A roll of liners costs $9 here in Davis, but I'm sure they are cheaper online. It works out to $0.09 each, assuming you only use them once. However, you can use them more than once if:
That can bring the cost down by more than half!

But then I realized that you can also use washed disposable wipes as liners, too. Wipes are a good, inexpensive alternative to disposable liners. However, they are NOT flushable! So make sure you throw them away.

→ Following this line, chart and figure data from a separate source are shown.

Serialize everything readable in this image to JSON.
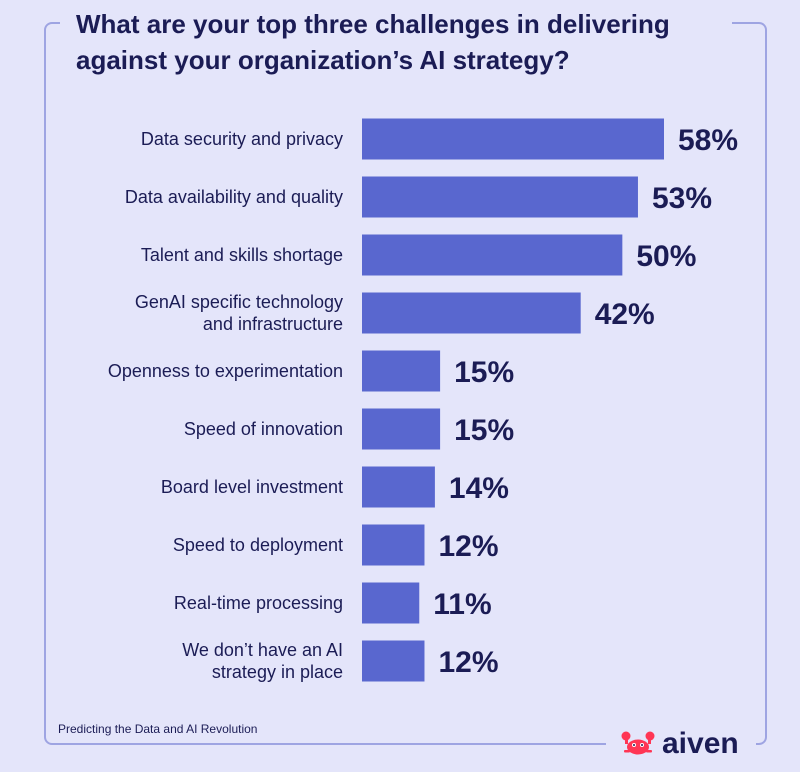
{
  "title": "What are your top three challenges in delivering\nagainst your organization’s AI strategy?",
  "source": "Predicting the Data and AI Revolution",
  "brand": {
    "name": "aiven",
    "logo_icon": "crab-icon",
    "logo_color": "#ff3554"
  },
  "colors": {
    "background": "#e4e5fa",
    "bar": "#5967cf",
    "text": "#1b1c55",
    "frame": "#9ea4e2"
  },
  "chart_data": {
    "type": "bar",
    "orientation": "horizontal",
    "title": "What are your top three challenges in delivering against your organization’s AI strategy?",
    "categories": [
      [
        "Data security and privacy"
      ],
      [
        "Data availability and quality"
      ],
      [
        "Talent and skills shortage"
      ],
      [
        "GenAI specific technology",
        "and infrastructure"
      ],
      [
        "Openness to experimentation"
      ],
      [
        "Speed of innovation"
      ],
      [
        "Board level investment"
      ],
      [
        "Speed to deployment"
      ],
      [
        "Real-time processing"
      ],
      [
        "We don’t have an AI",
        "strategy in place"
      ]
    ],
    "values": [
      58,
      53,
      50,
      42,
      15,
      15,
      14,
      12,
      11,
      12
    ],
    "value_labels": [
      "58%",
      "53%",
      "50%",
      "42%",
      "15%",
      "15%",
      "14%",
      "12%",
      "11%",
      "12%"
    ],
    "unit": "%",
    "grid": false,
    "legend": "none"
  }
}
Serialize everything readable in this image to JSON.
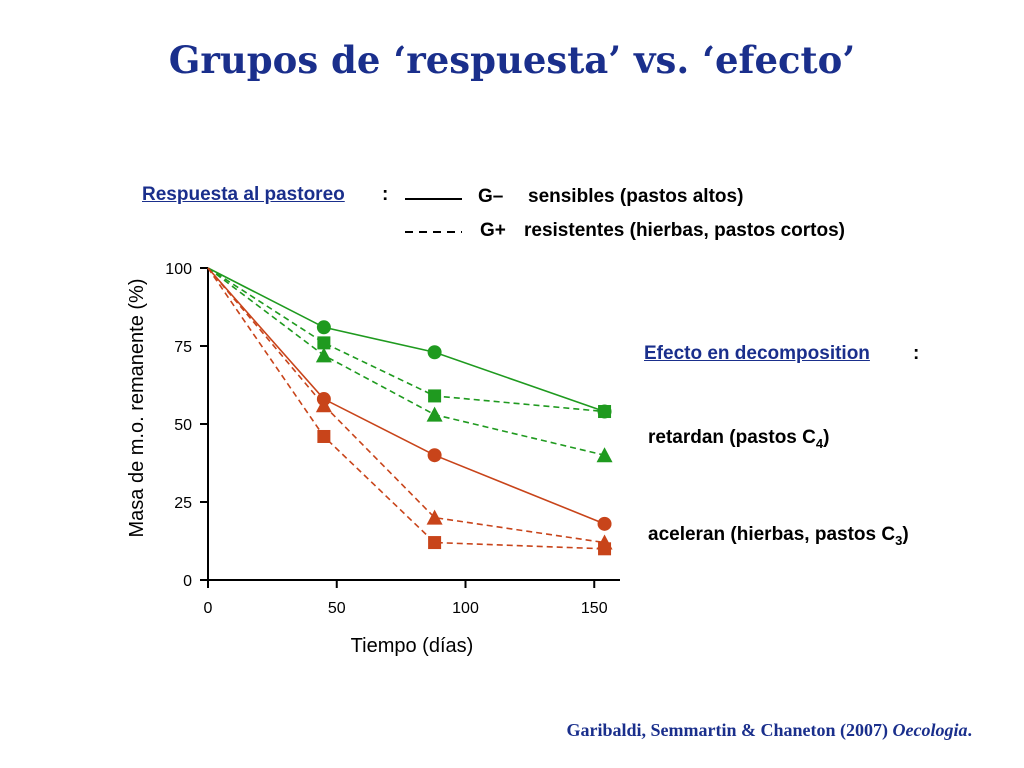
{
  "slide": {
    "title": "Grupos de ‘respuesta’ vs. ‘efecto’",
    "citation_authors": "Garibaldi, Semmartin & Chaneton (2007)",
    "citation_journal": "Oecologia",
    "citation_end": "."
  },
  "legend": {
    "heading": "Respuesta al pastoreo",
    "heading_colon": ":",
    "solid_tag": "G–",
    "solid_label": "sensibles (pastos altos)",
    "dashed_tag": "G+",
    "dashed_label": "resistentes (hierbas, pastos cortos)"
  },
  "effect": {
    "heading": "Efecto en decomposition",
    "heading_colon": ":",
    "retard_label": "retardan (pastos C",
    "retard_sub": "4",
    "retard_close": ")",
    "accel_label": "aceleran (hierbas, pastos C",
    "accel_sub": "3",
    "accel_close": ")"
  },
  "colors": {
    "green": "#1f9a1f",
    "orange": "#c8441a",
    "title_blue": "#1a2f8c"
  },
  "chart_data": {
    "type": "line",
    "xlabel": "Tiempo (días)",
    "ylabel": "Masa de m.o. remanente (%)",
    "xlim": [
      0,
      160
    ],
    "ylim": [
      0,
      100
    ],
    "xticks": [
      0,
      50,
      100,
      150
    ],
    "yticks": [
      0,
      25,
      50,
      75,
      100
    ],
    "grid": false,
    "series": [
      {
        "group": "retardan",
        "color": "green",
        "line": "solid",
        "marker": "circle",
        "x": [
          0,
          45,
          88,
          154
        ],
        "y": [
          100,
          81,
          73,
          54
        ]
      },
      {
        "group": "retardan",
        "color": "green",
        "line": "dashed",
        "marker": "square",
        "x": [
          0,
          45,
          88,
          154
        ],
        "y": [
          100,
          76,
          59,
          54
        ]
      },
      {
        "group": "retardan",
        "color": "green",
        "line": "dashed",
        "marker": "triangle",
        "x": [
          0,
          45,
          88,
          154
        ],
        "y": [
          100,
          72,
          53,
          40
        ]
      },
      {
        "group": "aceleran",
        "color": "orange",
        "line": "solid",
        "marker": "circle",
        "x": [
          0,
          45,
          88,
          154
        ],
        "y": [
          100,
          58,
          40,
          18
        ]
      },
      {
        "group": "aceleran",
        "color": "orange",
        "line": "dashed",
        "marker": "triangle",
        "x": [
          0,
          45,
          88,
          154
        ],
        "y": [
          100,
          56,
          20,
          12
        ]
      },
      {
        "group": "aceleran",
        "color": "orange",
        "line": "dashed",
        "marker": "square",
        "x": [
          0,
          45,
          88,
          154
        ],
        "y": [
          100,
          46,
          12,
          10
        ]
      }
    ]
  }
}
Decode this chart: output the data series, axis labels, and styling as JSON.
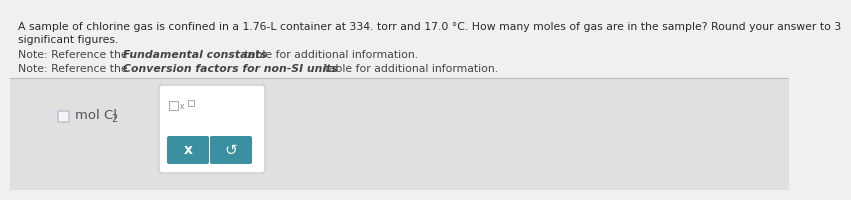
{
  "background_color": "#d8d8d8",
  "top_panel_color": "#f0f0f0",
  "bottom_panel_color": "#e0e0e0",
  "line1": "A sample of chlorine gas is confined in a 1.76-L container at 334. torr and 17.0 °C. How many moles of gas are in the sample? Round your answer to 3",
  "line2": "significant figures.",
  "note1_normal": "Note: Reference the ",
  "note1_bold": "Fundamental constants",
  "note1_end": " table for additional information.",
  "note2_normal": "Note: Reference the ",
  "note2_bold": "Conversion factors for non-SI units",
  "note2_end": " table for additional information.",
  "label_text": "mol Cl",
  "label_subscript": "2",
  "checkbox_color": "#b8c8d8",
  "button_color": "#3a8fa0",
  "button_x_label": "x",
  "button_undo_label": "↺",
  "text_color": "#2a2a2a",
  "note_color": "#444444",
  "font_size_main": 7.8,
  "font_size_note": 7.8,
  "font_size_label": 9.5
}
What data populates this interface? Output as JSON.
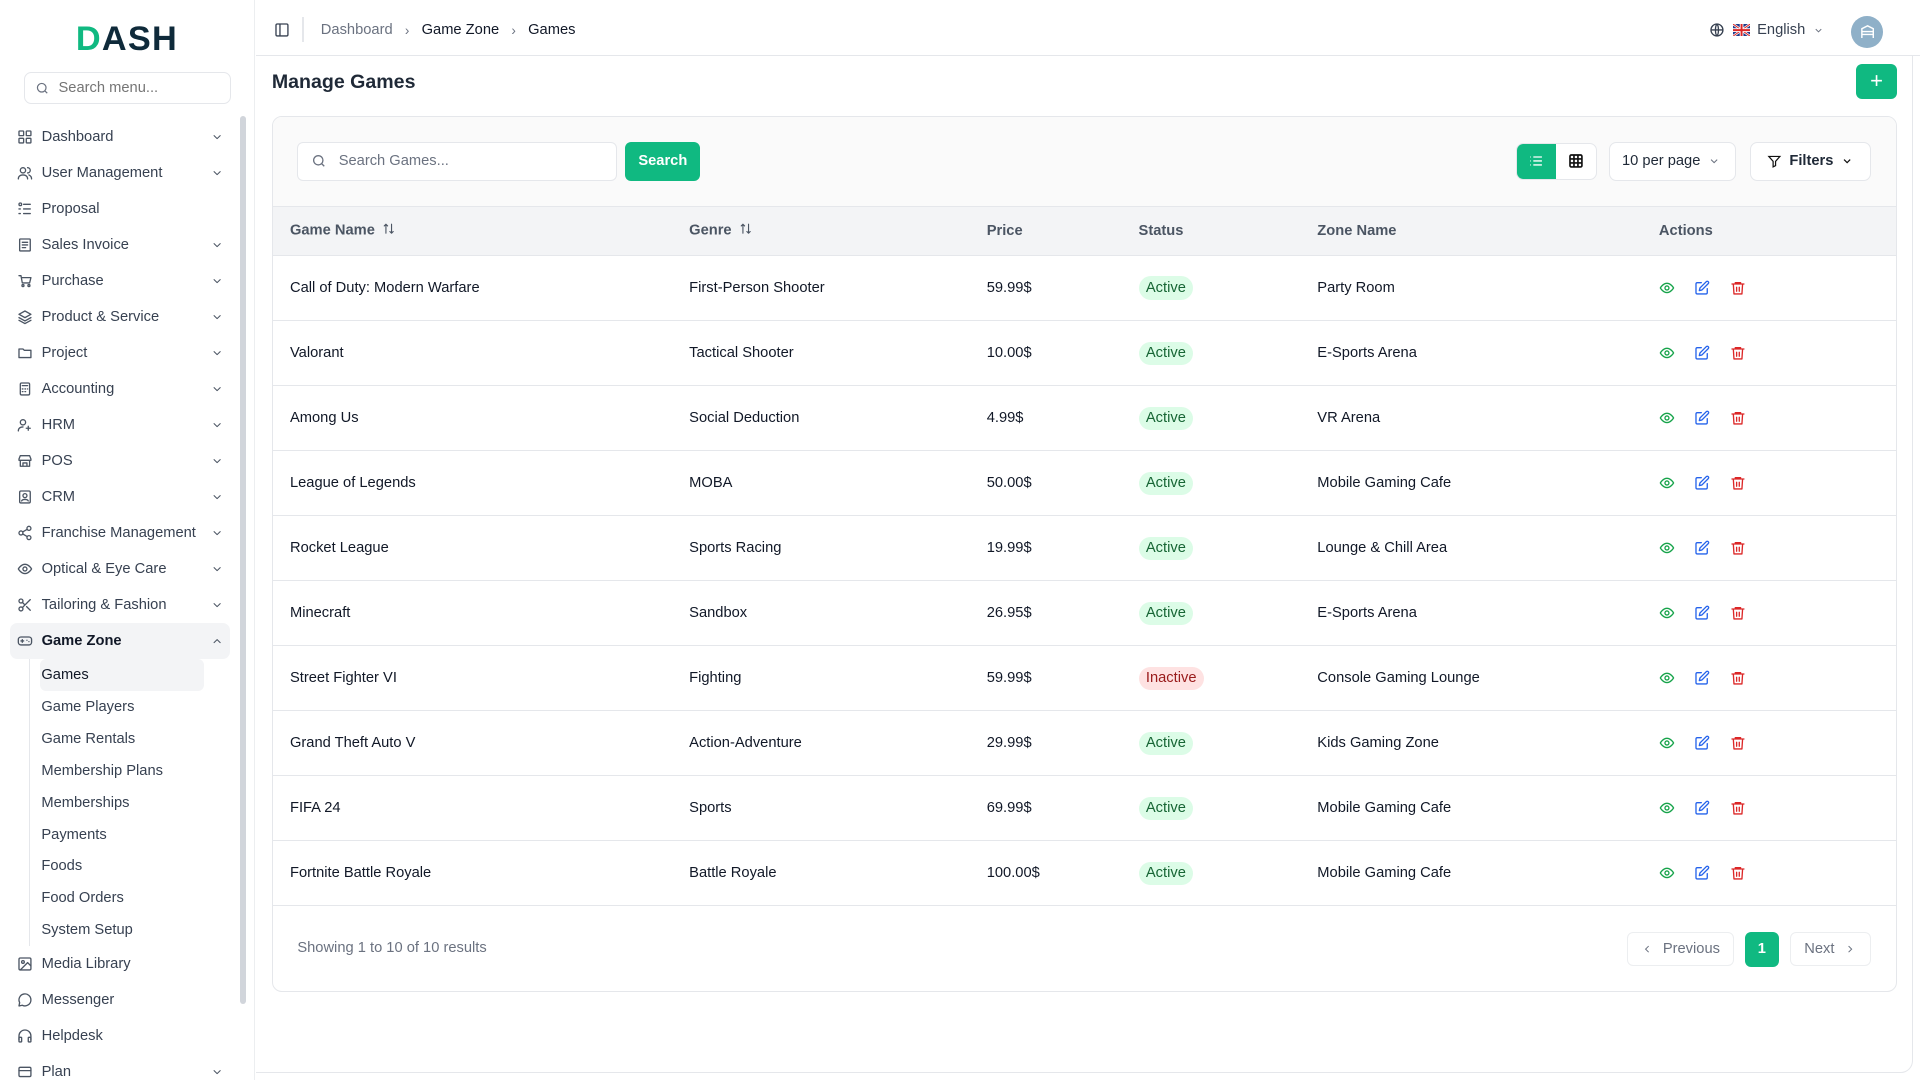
{
  "brand": {
    "logo": "DASH"
  },
  "sidebar": {
    "search_placeholder": "Search menu...",
    "items": [
      {
        "label": "Dashboard",
        "icon": "grid-icon",
        "chevron": "down"
      },
      {
        "label": "User Management",
        "icon": "users-icon",
        "chevron": "down"
      },
      {
        "label": "Proposal",
        "icon": "proposal-icon",
        "chevron": ""
      },
      {
        "label": "Sales Invoice",
        "icon": "invoice-icon",
        "chevron": "down"
      },
      {
        "label": "Purchase",
        "icon": "cart-icon",
        "chevron": "down"
      },
      {
        "label": "Product & Service",
        "icon": "layers-icon",
        "chevron": "down"
      },
      {
        "label": "Project",
        "icon": "folder-icon",
        "chevron": "down"
      },
      {
        "label": "Accounting",
        "icon": "calculator-icon",
        "chevron": "down"
      },
      {
        "label": "HRM",
        "icon": "user-cog-icon",
        "chevron": "down"
      },
      {
        "label": "POS",
        "icon": "store-icon",
        "chevron": "down"
      },
      {
        "label": "CRM",
        "icon": "contact-icon",
        "chevron": "down"
      },
      {
        "label": "Franchise Management",
        "icon": "share-icon",
        "chevron": "down"
      },
      {
        "label": "Optical & Eye Care",
        "icon": "eye-icon",
        "chevron": "down"
      },
      {
        "label": "Tailoring & Fashion",
        "icon": "scissors-icon",
        "chevron": "down"
      },
      {
        "label": "Game Zone",
        "icon": "gamepad-icon",
        "chevron": "up",
        "active": true,
        "children": [
          "Games",
          "Game Players",
          "Game Rentals",
          "Membership Plans",
          "Memberships",
          "Payments",
          "Foods",
          "Food Orders",
          "System Setup"
        ]
      },
      {
        "label": "Media Library",
        "icon": "image-icon",
        "chevron": ""
      },
      {
        "label": "Messenger",
        "icon": "message-icon",
        "chevron": ""
      },
      {
        "label": "Helpdesk",
        "icon": "headphones-icon",
        "chevron": ""
      },
      {
        "label": "Plan",
        "icon": "card-icon",
        "chevron": "down"
      }
    ],
    "active_child": "Games"
  },
  "topbar": {
    "breadcrumb": [
      "Dashboard",
      "Game Zone",
      "Games"
    ],
    "language": "English"
  },
  "page": {
    "title": "Manage Games"
  },
  "toolbar": {
    "search_placeholder": "Search Games...",
    "search_label": "Search",
    "per_page": "10 per page",
    "filters_label": "Filters"
  },
  "table": {
    "headers": [
      "Game Name",
      "Genre",
      "Price",
      "Status",
      "Zone Name",
      "Actions"
    ],
    "rows": [
      [
        "Call of Duty: Modern Warfare",
        "First-Person Shooter",
        "59.99$",
        "Active",
        "Party Room"
      ],
      [
        "Valorant",
        "Tactical Shooter",
        "10.00$",
        "Active",
        "E-Sports Arena"
      ],
      [
        "Among Us",
        "Social Deduction",
        "4.99$",
        "Active",
        "VR Arena"
      ],
      [
        "League of Legends",
        "MOBA",
        "50.00$",
        "Active",
        "Mobile Gaming Cafe"
      ],
      [
        "Rocket League",
        "Sports Racing",
        "19.99$",
        "Active",
        "Lounge & Chill Area"
      ],
      [
        "Minecraft",
        "Sandbox",
        "26.95$",
        "Active",
        "E-Sports Arena"
      ],
      [
        "Street Fighter VI",
        "Fighting",
        "59.99$",
        "Inactive",
        "Console Gaming Lounge"
      ],
      [
        "Grand Theft Auto V",
        "Action-Adventure",
        "29.99$",
        "Active",
        "Kids Gaming Zone"
      ],
      [
        "FIFA 24",
        "Sports",
        "69.99$",
        "Active",
        "Mobile Gaming Cafe"
      ],
      [
        "Fortnite Battle Royale",
        "Battle Royale",
        "100.00$",
        "Active",
        "Mobile Gaming Cafe"
      ]
    ]
  },
  "pagination": {
    "summary": "Showing 1 to 10 of 10 results",
    "previous": "Previous",
    "current": "1",
    "next": "Next"
  },
  "colors": {
    "accent": "#10b981",
    "active_bg": "#dcfce7",
    "inactive_bg": "#fee2e2",
    "view": "#16a34a",
    "edit": "#2563eb",
    "delete": "#dc2626"
  }
}
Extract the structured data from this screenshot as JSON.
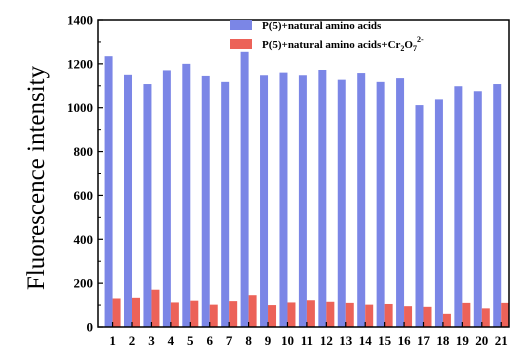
{
  "chart_data": {
    "type": "bar",
    "title": "",
    "xlabel": "",
    "ylabel": "Fluorescence intensity",
    "ylim": [
      0,
      1400
    ],
    "yticks": [
      0,
      200,
      400,
      600,
      800,
      1000,
      1200,
      1400
    ],
    "grid": false,
    "legend_position": "top-right",
    "categories": [
      "1",
      "2",
      "3",
      "4",
      "5",
      "6",
      "7",
      "8",
      "9",
      "10",
      "11",
      "12",
      "13",
      "14",
      "15",
      "16",
      "17",
      "18",
      "19",
      "20",
      "21"
    ],
    "series": [
      {
        "name": "P(5)+natural amino acids",
        "color": "#7b86e6",
        "values": [
          1235,
          1150,
          1108,
          1170,
          1200,
          1145,
          1118,
          1255,
          1148,
          1160,
          1148,
          1172,
          1128,
          1158,
          1118,
          1135,
          1012,
          1038,
          1098,
          1075,
          1108
        ]
      },
      {
        "name_parts": [
          "P(5)+natural amino acids+Cr",
          "2",
          "O",
          "7",
          "2-"
        ],
        "color": "#ec6258",
        "values": [
          130,
          133,
          170,
          112,
          120,
          102,
          118,
          145,
          100,
          112,
          122,
          115,
          110,
          102,
          105,
          95,
          92,
          60,
          110,
          85,
          110
        ]
      }
    ]
  }
}
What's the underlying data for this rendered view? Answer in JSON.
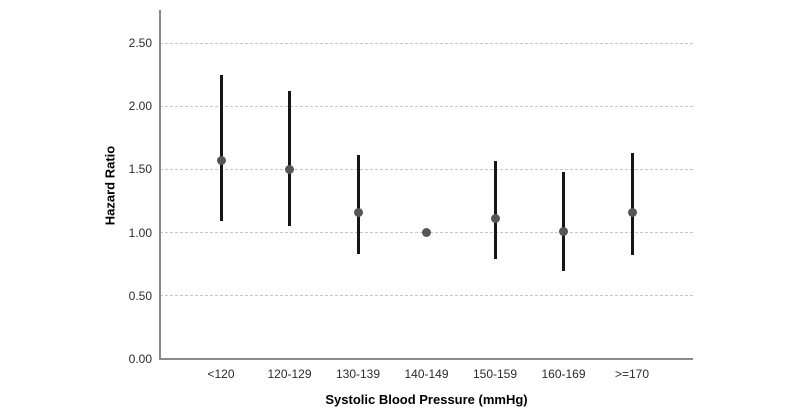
{
  "chart_data": {
    "type": "scatter",
    "subtype": "error-bar-plot",
    "title": "",
    "xlabel": "Systolic Blood Pressure (mmHg)",
    "ylabel": "Hazard Ratio",
    "categories": [
      "<120",
      "120-129",
      "130-139",
      "140-149",
      "150-159",
      "160-169",
      ">=170"
    ],
    "series": [
      {
        "name": "Hazard Ratio",
        "values": [
          1.57,
          1.5,
          1.16,
          1.0,
          1.11,
          1.01,
          1.16
        ],
        "ci_low": [
          1.09,
          1.05,
          0.83,
          null,
          0.79,
          0.7,
          0.82
        ],
        "ci_high": [
          2.25,
          2.12,
          1.61,
          null,
          1.57,
          1.48,
          1.63
        ]
      }
    ],
    "reference_category": "140-149",
    "ylim": [
      0.0,
      2.77
    ],
    "ytick_step": 0.5,
    "yticks": [
      "0.00",
      "0.50",
      "1.00",
      "1.50",
      "2.00",
      "2.50"
    ],
    "grid": "horizontal-dashed",
    "legend_position": "none"
  },
  "colors": {
    "background": "#ffffff",
    "axis_line": "#8a8a8a",
    "gridline": "#c6c6c6",
    "error_bar": "#161616",
    "point": "#565656",
    "tick_text": "#2b2b2b",
    "title_text": "#000000"
  }
}
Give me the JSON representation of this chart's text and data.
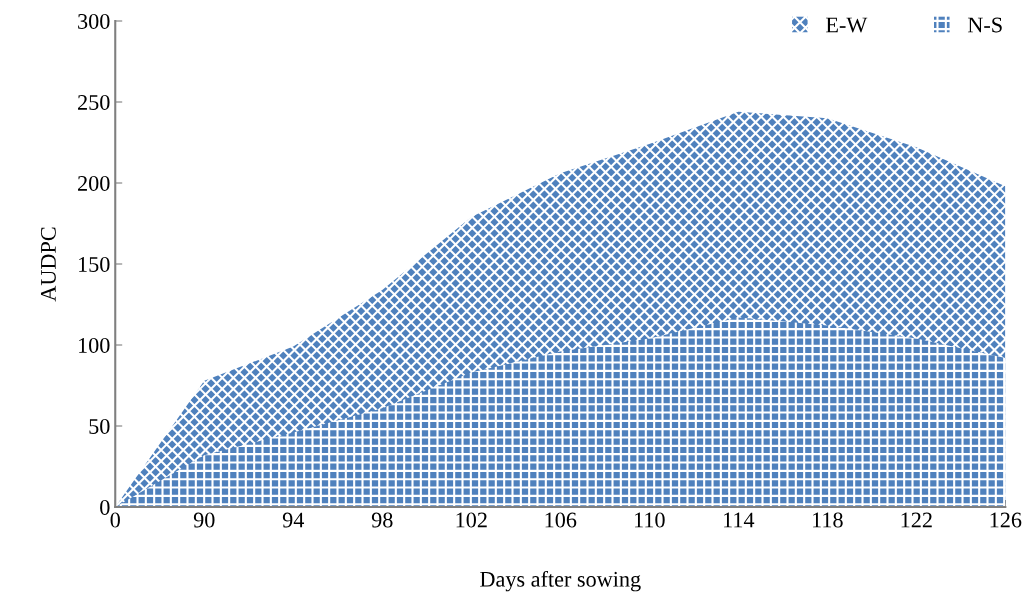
{
  "chart_data": {
    "type": "area",
    "xlabel": "Days after sowing",
    "ylabel": "AUDPC",
    "categories": [
      "0",
      "90",
      "94",
      "98",
      "102",
      "106",
      "110",
      "114",
      "118",
      "122",
      "126"
    ],
    "series": [
      {
        "name": "E-W",
        "color": "#4f81bd",
        "values": [
          0,
          78,
          99,
          134,
          179,
          206,
          224,
          244,
          240,
          222,
          198
        ]
      },
      {
        "name": "N-S",
        "color": "#4f81bd",
        "values": [
          0,
          32,
          46,
          61,
          83,
          96,
          104,
          117,
          112,
          104,
          92
        ]
      }
    ],
    "ylim": [
      0,
      300
    ],
    "yticks": [
      0,
      50,
      100,
      150,
      200,
      250,
      300
    ],
    "grid": false,
    "legend": "top right"
  }
}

Flushable/disposable diaper liners are a thin, papery material that are designed to "catch" poop in a diaper. The idea is that the solid poop will collect on the liner so the parent simply gathers up the liner and tosses it into the garbage or the toilet. We don't flush them because we don't trust our house's old plumbing. Washed and dried disposable wipes are good liners, too, and are used exactly the same way. They are often a bit smaller so I have to stretch them out a bit to fit across the entire diaper. It isn't uncommon for them to have some holes throughout, but generally the "webbing" is enough to work.

Here is a picture of a washed diaper liner that was washed and dried (and stretched back out). You can see that there are some holes, but it will still work just fine!It might seem like one extra step in the already labor-intensive routine of using cloth diapers, but we've found that it is quick (and 100% worthwhile!) to simply fold them into the diapers before we put them away.

First, we stuff the inserts in to the pocket diapers. Then stack the flat/open diapers. Next we lay down a clean/dry diaper liner, fold the diaper in half, and stack it with the others.

Having all the diapers folded with a liner inside makes diapering super easy. I just grab one of the diapers and open it, making sure to unfold the liner at the same time. (My stuffed frog, Fiber, is filling in for a human baby here...)Put the whole thing under the kiddo's rump:
Pull the liner up over the baby's crotch so if he poops it'll be "caught" by the liner:
The pull the actual diaper up:Then snap it closed:Most of us know our baby's poop schedule, and would be inclined to only use a liner when you are sure he's going to poop. I've been duped too many times so I always include a liner. Since we wash and reuse them, it makes cloth diapering cheap AND easy.